Methods
Experiments were carried out on four adult male cats. The animals were trained to perform target-reaching to a tray with a morsel of food presented through a hole in the frontal wall. The conditioning stimulus was a tone (70dB, 100ms duration) from a loudspeaker behind the wall. The tray appeared 450ms after the conditioning stimulus, but was only available for 250 ms so the cat was required to start the movement before its appearance. Single unit activity was recorded in the forelimb representation of area 4G

Results
A total number of 350 cells were investigated. Three categories of neurones were found. The first type showed a response with two components. The first component was time-locked to the stimulus with latencies ranging from 20 to 100 msec in different cells - a high correlation of the response latency with the onset of the sensory cue (r>0.8) allows to consider them as "sensory responses". The second component was time-locked to the movement. It was fused with the first one but could be well identified by a much higher discharge frequency. The second type of neurones had single component discharges with latencies from 150 to 300 ms correlated both to the onset of the stimulus and to the movement (r>0.7). The third type showed responses with latencies more than 300 ms time-locked only to the movement.

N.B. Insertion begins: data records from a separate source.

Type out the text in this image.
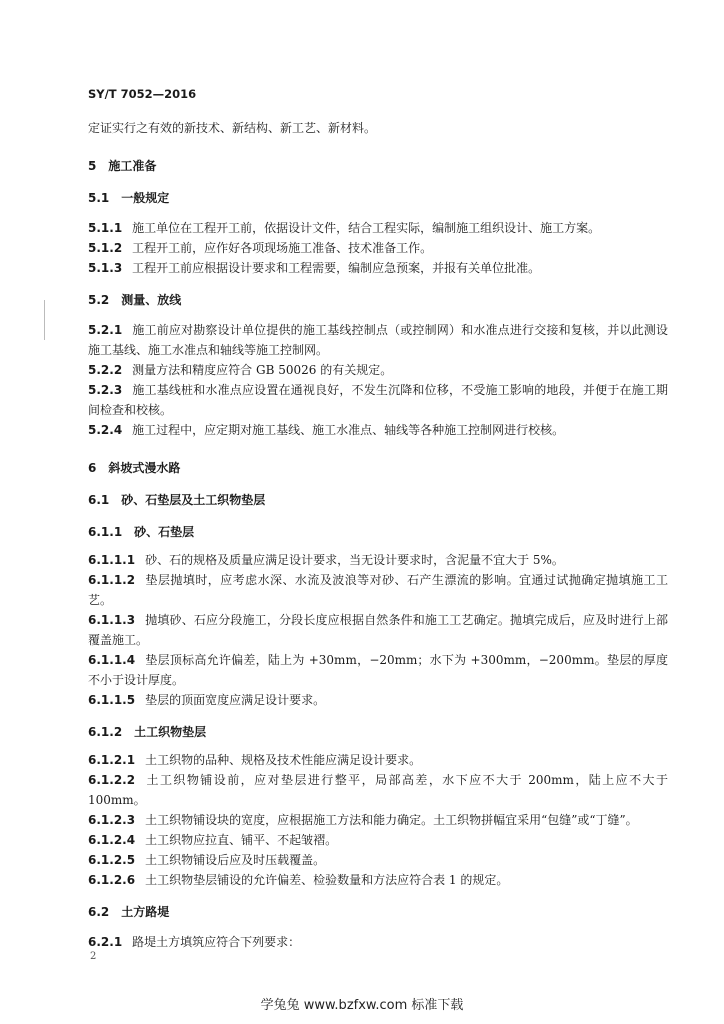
SY/T 7052—2016
定证实行之有效的新技术、新结构、新工艺、新材料。
5　施工准备
5.1　一般规定
5.1.1 施工单位在工程开工前，依据设计文件，结合工程实际，编制施工组织设计、施工方案。
5.1.2 工程开工前，应作好各项现场施工准备、技术准备工作。
5.1.3 工程开工前应根据设计要求和工程需要，编制应急预案，并报有关单位批准。
5.2　测量、放线
5.2.1 施工前应对勘察设计单位提供的施工基线控制点（或控制网）和水准点进行交接和复核，并以此测设施工基线、施工水准点和轴线等施工控制网。
5.2.2 测量方法和精度应符合 GB 50026 的有关规定。
5.2.3 施工基线桩和水准点应设置在通视良好，不发生沉降和位移，不受施工影响的地段，并便于在施工期间检查和校核。
5.2.4 施工过程中，应定期对施工基线、施工水准点、轴线等各种施工控制网进行校核。
6　斜坡式漫水路
6.1　砂、石垫层及土工织物垫层
6.1.1　砂、石垫层
6.1.1.1 砂、石的规格及质量应满足设计要求，当无设计要求时，含泥量不宜大于 5%。
6.1.1.2 垫层抛填时，应考虑水深、水流及波浪等对砂、石产生漂流的影响。宜通过试抛确定抛填施工工艺。
6.1.1.3 抛填砂、石应分段施工，分段长度应根据自然条件和施工工艺确定。抛填完成后，应及时进行上部覆盖施工。
6.1.1.4 垫层顶标高允许偏差，陆上为 +30mm，−20mm；水下为 +300mm，−200mm。垫层的厚度不小于设计厚度。
6.1.1.5 垫层的顶面宽度应满足设计要求。
6.1.2　土工织物垫层
6.1.2.1 土工织物的品种、规格及技术性能应满足设计要求。
6.1.2.2 土工织物铺设前，应对垫层进行整平，局部高差，水下应不大于 200mm，陆上应不大于 100mm。
6.1.2.3 土工织物铺设块的宽度，应根据施工方法和能力确定。土工织物拼幅宜采用“包缝”或“丁缝”。
6.1.2.4 土工织物应拉直、铺平、不起皱褶。
6.1.2.5 土工织物铺设后应及时压载覆盖。
6.1.2.6 土工织物垫层铺设的允许偏差、检验数量和方法应符合表 1 的规定。
6.2　土方路堤
6.2.1 路堤土方填筑应符合下列要求：
2
学兔兔 www.bzfxw.com 标准下载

The cells of the first type were investigated in a discrimination task in which the animals were required to initiate or withhold the movement depending on the frequency of the tone (Go/No-Go task). For stimuli implying withholding of the movement (No-Go signal) the responses were absent or substantially decreased. When indifferent acoustical stimuli were presented, there was no response, but it appeared successively if such stimuli were followed by presentation of the reward. These findings show that sensory responses are conditional in origin and are selective for the cue relevant for the movement. The response latencies of different cells suggest that the conditioning stimulus initiates a progressive recruitment of motor cortical neurones during preparation for the movement and that responses correlated to the sensory cue in cells activated early, are transformed into a movement-correlated response in cells activated later.

Conclusions
Neurones in the cat motor cortex are not only participating in movement execution but are also involved in the early stage of sensorimotor transformation related to identification of the sensory cue as a conditioning stimulus for the movement.